Re: [PATCH net-next V2] net: sched: fallback to qdisc noqueue if default qdisc setup fail
From: Jakub Kicinski <kuba@kernel.org>
Date: 2020-05-01 19:01:38
On Fri, 1 May 2020 13:56:02 +0200 Jesper Dangaard Brouer wrote:
On Thu, 30 Apr 2020 12:45:49 -0700 Jakub Kicinski [off-list ref] wrote:quoted
On Thu, 30 Apr 2020 13:42:22 +0200 Jesper Dangaard Brouer wrote:quoted
Currently if the default qdisc setup/init fails, the device ends up with qdisc "noop", which causes all TX packets to get dropped. With the introduction of sysctl net/core/default_qdisc it is possible to change the default qdisc to be more advanced, which opens for the possibility that Qdisc_ops->init() can fail. This patch detect these kind of failures, and choose to fallback to qdisc "noqueue", which is so simple that its init call will not fail. This allows the interface to continue functioning. V2: As this also captures memory failures, which are transient, the device is not kept in IFF_NO_QUEUE state. This allows the net_device to retry to default qdisc assignment. Signed-off-by: Jesper Dangaard Brouer <redacted>I have mixed feelings about this one, I wonder if I'm the only one. Seems like failure to allocate the default qdisc is pretty critical, the log message may be missed, especially in the boot time noise. I think a WARN_ON() is in order here, I'd personally just replace the netdev_info with a WARN_ON, without the fallback.It is good that we agree that failure to default qdisc is pretty critical. I guess we disagree on whether (1) we keep network functioning in a degraded state, (2) drop all packets on net_device such that people notice. This change propose (1) keeping the box functioning. For me it was a pretty bad experience, that when I pushed a new kernel over the network to my embedded box, then I lost all network connectivity. I fortunately had serial console access (as this was not an OpenWRT box but a full devel board) so I could debug, but I could no-longer upgrade the kernel.
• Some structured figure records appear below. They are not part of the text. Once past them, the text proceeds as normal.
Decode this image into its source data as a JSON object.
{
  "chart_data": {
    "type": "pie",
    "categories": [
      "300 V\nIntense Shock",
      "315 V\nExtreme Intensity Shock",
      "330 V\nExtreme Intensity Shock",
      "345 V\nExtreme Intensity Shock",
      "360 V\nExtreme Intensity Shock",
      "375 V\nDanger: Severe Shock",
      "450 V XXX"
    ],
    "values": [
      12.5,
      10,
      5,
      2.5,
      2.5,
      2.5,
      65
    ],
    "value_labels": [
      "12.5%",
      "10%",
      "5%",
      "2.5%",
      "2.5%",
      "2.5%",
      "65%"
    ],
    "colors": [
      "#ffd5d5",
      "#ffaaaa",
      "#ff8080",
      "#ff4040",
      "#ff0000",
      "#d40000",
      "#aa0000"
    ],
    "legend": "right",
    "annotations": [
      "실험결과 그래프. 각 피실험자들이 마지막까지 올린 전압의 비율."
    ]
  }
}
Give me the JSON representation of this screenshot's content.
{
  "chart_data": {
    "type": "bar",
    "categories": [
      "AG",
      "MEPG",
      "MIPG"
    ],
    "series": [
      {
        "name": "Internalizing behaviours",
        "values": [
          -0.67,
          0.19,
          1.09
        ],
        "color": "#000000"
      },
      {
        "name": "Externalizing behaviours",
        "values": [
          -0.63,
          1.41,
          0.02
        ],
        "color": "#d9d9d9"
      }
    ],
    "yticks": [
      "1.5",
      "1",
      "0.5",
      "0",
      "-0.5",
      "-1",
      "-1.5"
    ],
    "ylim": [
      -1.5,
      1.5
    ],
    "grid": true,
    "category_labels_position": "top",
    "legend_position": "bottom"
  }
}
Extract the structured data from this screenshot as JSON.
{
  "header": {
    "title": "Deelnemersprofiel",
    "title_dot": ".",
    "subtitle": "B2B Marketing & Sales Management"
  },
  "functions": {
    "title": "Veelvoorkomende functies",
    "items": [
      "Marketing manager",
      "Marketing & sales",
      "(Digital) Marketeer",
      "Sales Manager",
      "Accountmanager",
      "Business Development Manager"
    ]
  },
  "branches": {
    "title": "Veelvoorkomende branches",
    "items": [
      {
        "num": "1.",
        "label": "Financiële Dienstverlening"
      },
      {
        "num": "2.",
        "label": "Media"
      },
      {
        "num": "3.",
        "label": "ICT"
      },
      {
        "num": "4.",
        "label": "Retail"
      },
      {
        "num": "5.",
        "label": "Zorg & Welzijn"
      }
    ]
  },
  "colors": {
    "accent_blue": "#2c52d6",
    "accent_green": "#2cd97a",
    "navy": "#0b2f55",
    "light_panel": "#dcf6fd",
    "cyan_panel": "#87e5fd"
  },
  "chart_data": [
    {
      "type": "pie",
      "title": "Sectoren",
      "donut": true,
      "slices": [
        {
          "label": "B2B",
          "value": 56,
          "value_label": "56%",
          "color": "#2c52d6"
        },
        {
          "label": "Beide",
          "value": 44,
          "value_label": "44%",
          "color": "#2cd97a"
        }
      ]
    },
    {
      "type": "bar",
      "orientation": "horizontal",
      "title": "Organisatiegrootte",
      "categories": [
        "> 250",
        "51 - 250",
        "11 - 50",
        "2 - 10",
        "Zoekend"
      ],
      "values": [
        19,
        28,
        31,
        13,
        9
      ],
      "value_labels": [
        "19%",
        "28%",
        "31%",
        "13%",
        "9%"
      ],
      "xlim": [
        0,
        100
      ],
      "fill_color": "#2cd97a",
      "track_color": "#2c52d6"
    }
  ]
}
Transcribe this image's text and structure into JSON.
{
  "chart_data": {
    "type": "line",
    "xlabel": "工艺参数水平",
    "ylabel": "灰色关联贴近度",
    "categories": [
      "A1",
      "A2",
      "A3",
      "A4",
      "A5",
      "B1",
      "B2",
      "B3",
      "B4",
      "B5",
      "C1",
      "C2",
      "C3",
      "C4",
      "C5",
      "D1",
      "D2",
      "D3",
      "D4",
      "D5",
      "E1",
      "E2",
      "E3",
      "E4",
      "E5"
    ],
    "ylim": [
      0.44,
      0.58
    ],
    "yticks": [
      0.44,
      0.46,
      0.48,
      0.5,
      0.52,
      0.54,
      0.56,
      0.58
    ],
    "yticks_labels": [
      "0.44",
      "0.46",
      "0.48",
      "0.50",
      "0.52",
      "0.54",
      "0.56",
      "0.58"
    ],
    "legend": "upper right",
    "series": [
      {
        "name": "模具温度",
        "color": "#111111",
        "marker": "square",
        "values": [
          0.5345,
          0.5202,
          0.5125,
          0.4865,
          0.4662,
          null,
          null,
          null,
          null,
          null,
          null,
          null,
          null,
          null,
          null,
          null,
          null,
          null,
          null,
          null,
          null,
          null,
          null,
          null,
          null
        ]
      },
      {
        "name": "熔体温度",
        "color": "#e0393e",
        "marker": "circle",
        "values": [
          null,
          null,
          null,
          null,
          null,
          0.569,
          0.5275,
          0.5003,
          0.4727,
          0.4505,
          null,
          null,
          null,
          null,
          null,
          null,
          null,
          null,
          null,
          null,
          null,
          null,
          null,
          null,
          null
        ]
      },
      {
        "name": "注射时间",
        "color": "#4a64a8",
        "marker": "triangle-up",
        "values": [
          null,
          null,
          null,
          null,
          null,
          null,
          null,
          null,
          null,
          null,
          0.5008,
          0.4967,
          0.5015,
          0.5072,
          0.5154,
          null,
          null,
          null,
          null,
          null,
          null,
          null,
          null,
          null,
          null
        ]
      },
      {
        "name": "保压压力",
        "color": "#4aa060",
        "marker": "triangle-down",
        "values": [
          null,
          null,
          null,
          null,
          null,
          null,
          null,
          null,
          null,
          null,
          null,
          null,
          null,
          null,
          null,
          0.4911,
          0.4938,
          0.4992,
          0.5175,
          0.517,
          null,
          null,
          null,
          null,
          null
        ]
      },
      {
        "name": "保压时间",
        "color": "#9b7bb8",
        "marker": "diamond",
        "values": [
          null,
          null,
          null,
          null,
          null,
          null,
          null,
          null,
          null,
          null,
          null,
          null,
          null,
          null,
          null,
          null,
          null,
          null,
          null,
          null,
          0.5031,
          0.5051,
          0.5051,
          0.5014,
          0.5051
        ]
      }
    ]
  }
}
I clearly noticed, as the box was not operational, but I guess most people would just give up at this point. (Imagine a small OpenWRT box config setting default_qdisc to fq_codel, which brick the box as it cannot allocate memory). I hope that people will notice this degrade state, when they start to transfer data to the device. Because running 'noqueue' on a physical device will result in net_crit_ratelimited() messages below: [86971.609318] Virtual device eth0 asks to queue packet! [86971.622183] Virtual device eth0 asks to queue packet! [86971.627510] Virtual device eth0 asks to queue packet!
Both ways have advantages, I guess. I don't feel strongly, but I do think that WARN_ON() is in order here.